Feeling Beautiful At Every Age
Aging, specifically as it pertains to beauty, has become an obsession of the worst kind. Signs of age are treated with the same alarm, dread and fear as symptoms of disease. I mean, how screwed up is that? One hundred percent the natural order of things and unavoidable for all, and yet, we cling to the delusion that we have the power to arrest the passage of time. And spend billions trying! But in truth, we lose our power the minute we lose perspective on the importance of looking beautiful, that is, when it comes at the expense of feeling beautiful.
I’m sure I’m skewed, paranoid even, after growing up in the beauty business where every season brought with it a new – and perfect – airbrushed face married to a miracle cream in a jar, or tube, or what have you. The message? You’ll be wanted, loved and adored, if only you looked like this!
Granted, in my twenties it didn’t register, but in my forties, it was another story entirely. Like the day I was sitting in a meeting realizing that the messages crafted by the beauty industry were making me feel like shit. There was a new cream, about which we were learning via a PowerPoint presentation. It started with an illustration of a pretty, young woman with not a line on her face. As the slides advanced, lines came in with a soft fade, first on the forehead, then the cheeks, temples, lips and jaw line. Fine, the purpose of the cream was to address lines and wrinkles. I’m all for it. I love soft, smooth skin as much as the next guy, of course because of how it looks, but most of all because of how it feels.
Drawing in lines would have made the point. But beyond that, they added a double chin, bags around her eyes and sagging skin on her throat. They even took the cute little flip out of her hair, all to be sure that she went from being pretty to ugly, not necessarily young to old. That was a definitive moment for me when I was like, “Now that’s just not cool.”

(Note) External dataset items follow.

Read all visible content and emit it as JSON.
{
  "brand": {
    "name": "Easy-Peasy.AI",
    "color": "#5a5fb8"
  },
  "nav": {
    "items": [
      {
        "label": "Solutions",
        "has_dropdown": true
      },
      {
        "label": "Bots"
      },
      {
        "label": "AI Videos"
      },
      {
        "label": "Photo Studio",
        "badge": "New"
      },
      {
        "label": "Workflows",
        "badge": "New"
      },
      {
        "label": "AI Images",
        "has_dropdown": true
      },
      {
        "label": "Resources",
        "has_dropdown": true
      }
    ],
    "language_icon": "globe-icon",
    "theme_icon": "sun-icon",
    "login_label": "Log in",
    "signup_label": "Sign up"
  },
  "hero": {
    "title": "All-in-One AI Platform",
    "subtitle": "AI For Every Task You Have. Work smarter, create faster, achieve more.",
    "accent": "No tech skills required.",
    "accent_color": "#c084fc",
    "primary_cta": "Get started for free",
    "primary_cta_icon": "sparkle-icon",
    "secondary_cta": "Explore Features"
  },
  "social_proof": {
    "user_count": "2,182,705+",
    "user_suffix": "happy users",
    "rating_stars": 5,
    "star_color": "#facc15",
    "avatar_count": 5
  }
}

As a dancer though, I had learned something else, something that ran counter to this one-dimensional, superficial notion of beauty. I learned that when I was dancing, I didn’t care about how I looked, because I felt beautiful. This is still true even today. In fact, just the other night I was teaching and I felt gross. I had a big broken blood vessel in my eye (zombie-style), swollen lids from allergies, dry but broken out skin, I felt fat and was having a doozie of a bad hair day. But when I was moving, if I was moving, I didn’t care about any of that. I was in my body, not in my head, and it changes everything. For this reason, we have Lastics, the stretch, because for us, moving and flexibility is the anti-aging movement.
And, as we build out our line of body products, I promise you this: we will never do “anti-aging.” It is anti-life and Lastics is about living.